On 9/19/05, Stuart Cook <[EMAIL PROTECTED]> wrote:
> On 19/09/05, Luke Palmer <[EMAIL PROTECTED]> wrote:
> > Part 1: fmap
> >
> > I have a plan for the $x »+« $y form (and also foo(»$x«, »$y«, »$z«)),
> > but I don't want to go into that right now.  It basically involves
> > zipping the structures up into tuples and applying the function to the
> > tuples.
> Does this mean that 'unary' (one-side) hyper would be
> structure-preserving, but 'binary' (two-side) hyper would not?

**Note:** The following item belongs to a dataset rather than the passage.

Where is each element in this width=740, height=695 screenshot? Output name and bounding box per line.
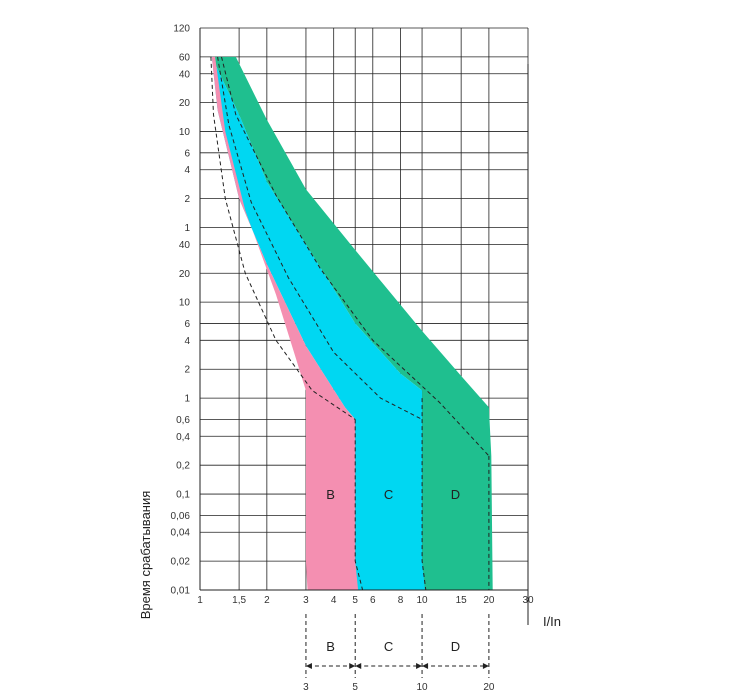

Or
> would you take the final list of tuples and re-build a structure?

Well, I've written up the details in a 40 line Haskell program to make
sure it worked.  I think I deleted the program, though.

The basic idea is that, alongside Functor, you have a Zippable theory
which defines:

    theory Zippable[::T] {
        multi zip (T[::A], T[::B] --> T[:(::A, ::B)]) {...}

Where that last coloney madness is a yet-to-be-proposed tuple type
(but tuples can be emulated if they are not in the core language, so
it's no biggie).  That is, zip takes two structures and figures out
how to combine them in a reasonable way into pairs of values.  So:

    zip([1,2,[3,4]], [["a","b"], "c", "d"])


    [[:(1,"a"), :(1,"b")], :(2,"c"), [:(3,"d"), :(4,"d")]]

In order to be consistent with the specced semantics.  In order to
keep with the specced semantics of junctions, you'll probably see:

    zip(1|2, 3&4)


    (:(1,3) & :(1,4)) | (:(2,3) & :(2,4))

So it's really up to the zippable functor itself to figure out the
best way to zip.  After the structures are zipped up, you fmap the
binary function on each of the tuples, resulting in a reasonable
functor structure again.

Hmmm, that should probably be fzip or something.